Kyon? Kis Liye? (Why? And for whom?) is a Bollywood-inspired Hindi-language film that was shot on a low budget in Hamilton, Ontario, Canada in 2003. The film stars Ruby Dhalla, who was elected to the House of Commons of Canada the year after its completion. Dhalla has sought to block the film's DVD release, arguing that her image was "doctored" in its promotional material.

The film was created by Sihra Productions, which was principally operated by Nand Sihra with his sons Gee and Chico. This was their second film, after and Indian production called Tera Mera Pyar (My And Your Love). The plot of Kyon? Kis Liye? was loosely based on the real-life murder trial of Hamilton resident Sukhwinder Dhillon, with the Sihra brothers playing lead roles. In Bollywood style, the film featured several musical production numbers shot in and around Hamilton. It was screened in Toronto and Hamilton before being released to theatres in India.

Ruby Dhalla appeared in the film as a police officer, and was featured prominently on the film's promotional poster. She explained at the time of the film's release that her image had been digitally altered. "They've contoured my body a bit," she said. "In India, thin is not as in."

In late 2003, federal Heritage Minister Sheila Copps and Indian High Commissioner Shashi Tripathi signed a letter of intent to create a formal relationship between Bollywood and Canada's South Asian film industry. The ceremony took place at the Sihra family's converted auto shop, and the local media noted that the arrangement would benefit companies such as Sinha productions.

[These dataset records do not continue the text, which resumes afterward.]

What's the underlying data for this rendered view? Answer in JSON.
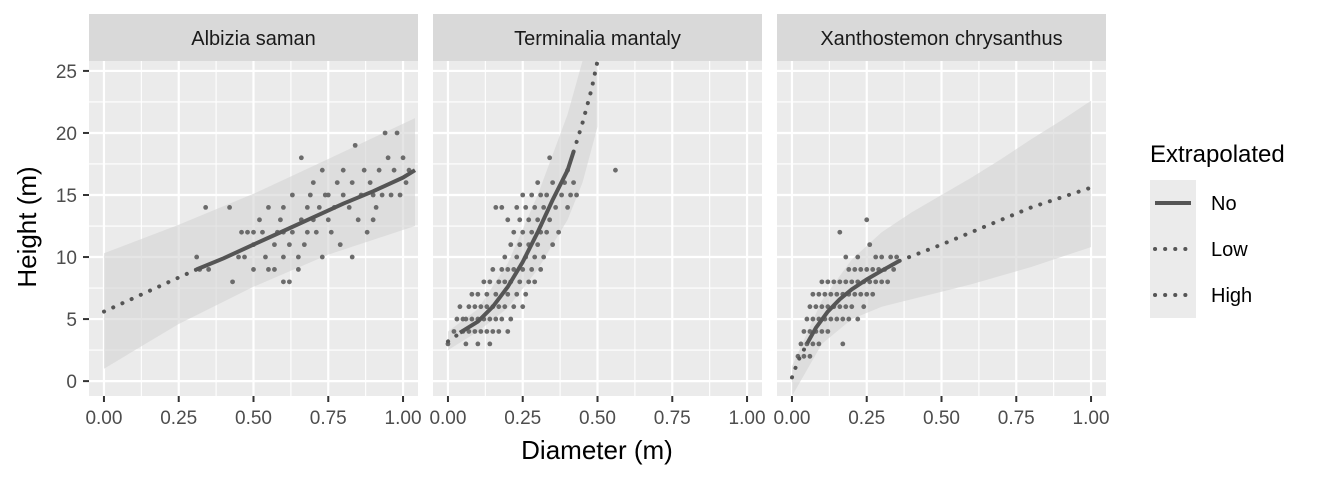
{
  "chart_data": {
    "type": "scatter",
    "xlabel": "Diameter (m)",
    "ylabel": "Height (m)",
    "xlim": [
      -0.05,
      1.05
    ],
    "ylim": [
      -1.2,
      25.8
    ],
    "x_ticks": [
      0.0,
      0.25,
      0.5,
      0.75,
      1.0
    ],
    "x_tick_labels": [
      "0.00",
      "0.25",
      "0.50",
      "0.75",
      "1.00"
    ],
    "y_ticks": [
      0,
      5,
      10,
      15,
      20,
      25
    ],
    "y_tick_labels": [
      "0",
      "5",
      "10",
      "15",
      "20",
      "25"
    ],
    "grid": true,
    "colors": {
      "panel_bg": "#ebebeb",
      "strip_bg": "#d9d9d9",
      "grid": "#ffffff",
      "point": "#6b6b6b",
      "line": "#555555",
      "ribbon": "#d3d3d3"
    },
    "legend": {
      "title": "Extrapolated",
      "placement": "right",
      "entries": [
        {
          "label": "No",
          "linetype": "solid"
        },
        {
          "label": "Low",
          "linetype": "dotted"
        },
        {
          "label": "High",
          "linetype": "dotted"
        }
      ]
    },
    "facets": [
      {
        "title": "Albizia saman",
        "fit": [
          {
            "extrapolated": "Low",
            "x": [
              0.0,
              0.1,
              0.2,
              0.31
            ],
            "y": [
              5.6,
              6.7,
              7.8,
              9.0
            ]
          },
          {
            "extrapolated": "No",
            "x": [
              0.31,
              0.4,
              0.5,
              0.6,
              0.7,
              0.8,
              0.9,
              1.0,
              1.04
            ],
            "y": [
              9.0,
              9.9,
              11.0,
              12.1,
              13.2,
              14.3,
              15.3,
              16.4,
              17.0
            ]
          }
        ],
        "ribbon": {
          "x": [
            0.0,
            0.25,
            0.5,
            0.75,
            1.04
          ],
          "lower": [
            1.0,
            4.6,
            7.6,
            10.2,
            12.5
          ],
          "upper": [
            10.3,
            12.6,
            15.1,
            17.9,
            21.2
          ]
        },
        "points": [
          [
            0.31,
            10
          ],
          [
            0.32,
            9
          ],
          [
            0.34,
            14
          ],
          [
            0.35,
            9
          ],
          [
            0.42,
            14
          ],
          [
            0.43,
            8
          ],
          [
            0.45,
            10
          ],
          [
            0.46,
            12
          ],
          [
            0.47,
            10
          ],
          [
            0.48,
            12
          ],
          [
            0.5,
            9
          ],
          [
            0.5,
            11
          ],
          [
            0.5,
            12
          ],
          [
            0.52,
            13
          ],
          [
            0.53,
            12
          ],
          [
            0.54,
            10
          ],
          [
            0.55,
            9
          ],
          [
            0.55,
            14
          ],
          [
            0.57,
            9
          ],
          [
            0.57,
            11
          ],
          [
            0.58,
            12
          ],
          [
            0.59,
            13
          ],
          [
            0.6,
            8
          ],
          [
            0.6,
            10
          ],
          [
            0.6,
            12
          ],
          [
            0.6,
            14
          ],
          [
            0.62,
            8
          ],
          [
            0.62,
            11
          ],
          [
            0.63,
            12
          ],
          [
            0.63,
            15
          ],
          [
            0.65,
            9
          ],
          [
            0.65,
            10
          ],
          [
            0.66,
            13
          ],
          [
            0.66,
            18
          ],
          [
            0.67,
            11
          ],
          [
            0.68,
            12
          ],
          [
            0.68,
            14
          ],
          [
            0.69,
            15
          ],
          [
            0.7,
            13
          ],
          [
            0.7,
            16
          ],
          [
            0.71,
            12
          ],
          [
            0.72,
            14
          ],
          [
            0.73,
            10
          ],
          [
            0.73,
            17
          ],
          [
            0.74,
            15
          ],
          [
            0.75,
            13
          ],
          [
            0.75,
            15
          ],
          [
            0.76,
            12
          ],
          [
            0.77,
            14
          ],
          [
            0.78,
            16
          ],
          [
            0.79,
            11
          ],
          [
            0.8,
            15
          ],
          [
            0.8,
            17
          ],
          [
            0.82,
            14
          ],
          [
            0.83,
            10
          ],
          [
            0.83,
            16
          ],
          [
            0.84,
            19
          ],
          [
            0.85,
            13
          ],
          [
            0.86,
            15
          ],
          [
            0.87,
            17
          ],
          [
            0.88,
            12
          ],
          [
            0.89,
            16
          ],
          [
            0.9,
            13
          ],
          [
            0.9,
            15
          ],
          [
            0.91,
            14
          ],
          [
            0.92,
            17
          ],
          [
            0.93,
            15
          ],
          [
            0.94,
            20
          ],
          [
            0.95,
            18
          ],
          [
            0.96,
            15
          ],
          [
            0.97,
            17
          ],
          [
            0.98,
            20
          ],
          [
            0.99,
            15
          ],
          [
            1.0,
            18
          ],
          [
            1.01,
            16
          ],
          [
            1.02,
            17
          ]
        ]
      },
      {
        "title": "Terminalia mantaly",
        "fit": [
          {
            "extrapolated": "Low",
            "x": [
              0.0,
              0.02,
              0.04
            ],
            "y": [
              3.2,
              3.5,
              3.9
            ]
          },
          {
            "extrapolated": "No",
            "x": [
              0.04,
              0.1,
              0.15,
              0.2,
              0.25,
              0.3,
              0.35,
              0.4,
              0.42
            ],
            "y": [
              3.9,
              4.8,
              6.0,
              7.6,
              9.6,
              12.0,
              14.6,
              17.0,
              18.5
            ]
          },
          {
            "extrapolated": "High",
            "x": [
              0.42,
              0.45,
              0.48,
              0.5
            ],
            "y": [
              18.5,
              20.8,
              23.5,
              25.8
            ]
          }
        ],
        "ribbon": {
          "x": [
            0.0,
            0.1,
            0.2,
            0.3,
            0.4,
            0.45,
            0.5
          ],
          "lower": [
            2.5,
            4.0,
            5.9,
            9.0,
            13.0,
            16.0,
            20.5
          ],
          "upper": [
            4.0,
            5.8,
            9.5,
            15.0,
            21.5,
            25.8,
            25.8
          ]
        },
        "points": [
          [
            0.0,
            3
          ],
          [
            0.02,
            4
          ],
          [
            0.03,
            5
          ],
          [
            0.04,
            6
          ],
          [
            0.05,
            4
          ],
          [
            0.05,
            5
          ],
          [
            0.06,
            3
          ],
          [
            0.06,
            5
          ],
          [
            0.07,
            4
          ],
          [
            0.07,
            6
          ],
          [
            0.08,
            5
          ],
          [
            0.08,
            7
          ],
          [
            0.09,
            4
          ],
          [
            0.09,
            6
          ],
          [
            0.1,
            3
          ],
          [
            0.1,
            5
          ],
          [
            0.1,
            7
          ],
          [
            0.11,
            4
          ],
          [
            0.11,
            6
          ],
          [
            0.12,
            5
          ],
          [
            0.12,
            8
          ],
          [
            0.13,
            4
          ],
          [
            0.13,
            6
          ],
          [
            0.13,
            7
          ],
          [
            0.14,
            3
          ],
          [
            0.14,
            5
          ],
          [
            0.14,
            8
          ],
          [
            0.15,
            4
          ],
          [
            0.15,
            6
          ],
          [
            0.15,
            9
          ],
          [
            0.16,
            5
          ],
          [
            0.16,
            7
          ],
          [
            0.16,
            14
          ],
          [
            0.17,
            4
          ],
          [
            0.17,
            6
          ],
          [
            0.17,
            8
          ],
          [
            0.18,
            5
          ],
          [
            0.18,
            9
          ],
          [
            0.18,
            14
          ],
          [
            0.19,
            6
          ],
          [
            0.19,
            8
          ],
          [
            0.19,
            10
          ],
          [
            0.2,
            4
          ],
          [
            0.2,
            7
          ],
          [
            0.2,
            9
          ],
          [
            0.2,
            13
          ],
          [
            0.21,
            5
          ],
          [
            0.21,
            8
          ],
          [
            0.21,
            11
          ],
          [
            0.22,
            6
          ],
          [
            0.22,
            9
          ],
          [
            0.22,
            12
          ],
          [
            0.23,
            7
          ],
          [
            0.23,
            10
          ],
          [
            0.23,
            14
          ],
          [
            0.24,
            8
          ],
          [
            0.24,
            11
          ],
          [
            0.24,
            13
          ],
          [
            0.25,
            6
          ],
          [
            0.25,
            9
          ],
          [
            0.25,
            12
          ],
          [
            0.25,
            15
          ],
          [
            0.26,
            7
          ],
          [
            0.26,
            10
          ],
          [
            0.26,
            14
          ],
          [
            0.27,
            8
          ],
          [
            0.27,
            11
          ],
          [
            0.27,
            13
          ],
          [
            0.28,
            9
          ],
          [
            0.28,
            12
          ],
          [
            0.28,
            15
          ],
          [
            0.29,
            8
          ],
          [
            0.29,
            10
          ],
          [
            0.29,
            14
          ],
          [
            0.3,
            11
          ],
          [
            0.3,
            13
          ],
          [
            0.3,
            16
          ],
          [
            0.31,
            9
          ],
          [
            0.31,
            12
          ],
          [
            0.31,
            15
          ],
          [
            0.32,
            10
          ],
          [
            0.32,
            14
          ],
          [
            0.33,
            12
          ],
          [
            0.33,
            15
          ],
          [
            0.34,
            13
          ],
          [
            0.34,
            18
          ],
          [
            0.35,
            11
          ],
          [
            0.35,
            16
          ],
          [
            0.36,
            14
          ],
          [
            0.37,
            12
          ],
          [
            0.38,
            15
          ],
          [
            0.39,
            16
          ],
          [
            0.4,
            14
          ],
          [
            0.4,
            17
          ],
          [
            0.41,
            15
          ],
          [
            0.42,
            16
          ],
          [
            0.43,
            15
          ],
          [
            0.56,
            17
          ]
        ]
      },
      {
        "title": "Xanthostemon chrysanthus",
        "fit": [
          {
            "extrapolated": "Low",
            "x": [
              0.0,
              0.02,
              0.05
            ],
            "y": [
              0.3,
              1.6,
              3.0
            ]
          },
          {
            "extrapolated": "No",
            "x": [
              0.05,
              0.08,
              0.12,
              0.16,
              0.2,
              0.25,
              0.3,
              0.36
            ],
            "y": [
              3.0,
              4.3,
              5.6,
              6.6,
              7.4,
              8.2,
              8.9,
              9.7
            ]
          },
          {
            "extrapolated": "High",
            "x": [
              0.36,
              0.5,
              0.6,
              0.7,
              0.8,
              0.9,
              1.0
            ],
            "y": [
              9.7,
              11.0,
              12.0,
              13.0,
              14.0,
              14.8,
              15.6
            ]
          }
        ],
        "ribbon": {
          "x": [
            0.0,
            0.1,
            0.2,
            0.3,
            0.4,
            0.5,
            0.6,
            0.7,
            0.8,
            0.9,
            1.0
          ],
          "lower": [
            -1.2,
            3.0,
            5.0,
            6.0,
            6.6,
            7.2,
            7.8,
            8.5,
            9.2,
            10.0,
            10.8
          ],
          "upper": [
            1.2,
            6.5,
            9.8,
            12.0,
            13.6,
            15.0,
            16.4,
            17.9,
            19.5,
            21.0,
            22.6
          ]
        },
        "points": [
          [
            0.02,
            2
          ],
          [
            0.03,
            3
          ],
          [
            0.04,
            2
          ],
          [
            0.04,
            4
          ],
          [
            0.05,
            3
          ],
          [
            0.05,
            5
          ],
          [
            0.06,
            2
          ],
          [
            0.06,
            4
          ],
          [
            0.06,
            6
          ],
          [
            0.07,
            3
          ],
          [
            0.07,
            5
          ],
          [
            0.07,
            7
          ],
          [
            0.08,
            4
          ],
          [
            0.08,
            6
          ],
          [
            0.09,
            3
          ],
          [
            0.09,
            5
          ],
          [
            0.09,
            7
          ],
          [
            0.1,
            4
          ],
          [
            0.1,
            6
          ],
          [
            0.1,
            8
          ],
          [
            0.11,
            5
          ],
          [
            0.11,
            7
          ],
          [
            0.12,
            4
          ],
          [
            0.12,
            6
          ],
          [
            0.12,
            8
          ],
          [
            0.13,
            5
          ],
          [
            0.13,
            7
          ],
          [
            0.14,
            6
          ],
          [
            0.14,
            8
          ],
          [
            0.15,
            5
          ],
          [
            0.15,
            7
          ],
          [
            0.16,
            6
          ],
          [
            0.16,
            8
          ],
          [
            0.16,
            12
          ],
          [
            0.17,
            3
          ],
          [
            0.17,
            5
          ],
          [
            0.17,
            7
          ],
          [
            0.18,
            6
          ],
          [
            0.18,
            8
          ],
          [
            0.18,
            10
          ],
          [
            0.19,
            5
          ],
          [
            0.19,
            7
          ],
          [
            0.19,
            9
          ],
          [
            0.2,
            6
          ],
          [
            0.2,
            8
          ],
          [
            0.21,
            7
          ],
          [
            0.21,
            9
          ],
          [
            0.22,
            5
          ],
          [
            0.22,
            8
          ],
          [
            0.22,
            10
          ],
          [
            0.23,
            7
          ],
          [
            0.23,
            9
          ],
          [
            0.24,
            6
          ],
          [
            0.24,
            8
          ],
          [
            0.25,
            7
          ],
          [
            0.25,
            9
          ],
          [
            0.25,
            13
          ],
          [
            0.26,
            8
          ],
          [
            0.26,
            11
          ],
          [
            0.27,
            7
          ],
          [
            0.27,
            9
          ],
          [
            0.28,
            8
          ],
          [
            0.28,
            10
          ],
          [
            0.29,
            9
          ],
          [
            0.3,
            8
          ],
          [
            0.3,
            10
          ],
          [
            0.31,
            9
          ],
          [
            0.32,
            8
          ],
          [
            0.33,
            10
          ],
          [
            0.34,
            9
          ],
          [
            0.35,
            10
          ]
        ]
      }
    ]
  }
}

Dhalla attempted to block the DVD release of Kyon? Kis Liye? in 2009, arguing that publicity photos and posters from the movie had been "doctored" by putting her face on someone else's body. She also said that the film's release was intended to exploit her status as an elected official. Chico Sihra has said that the images were not doctored, and that Dhalla signed a distribution waiver at the time of the film's production. He adds the form was later destroyed in a fire; Dhalla has denied signing a waiver.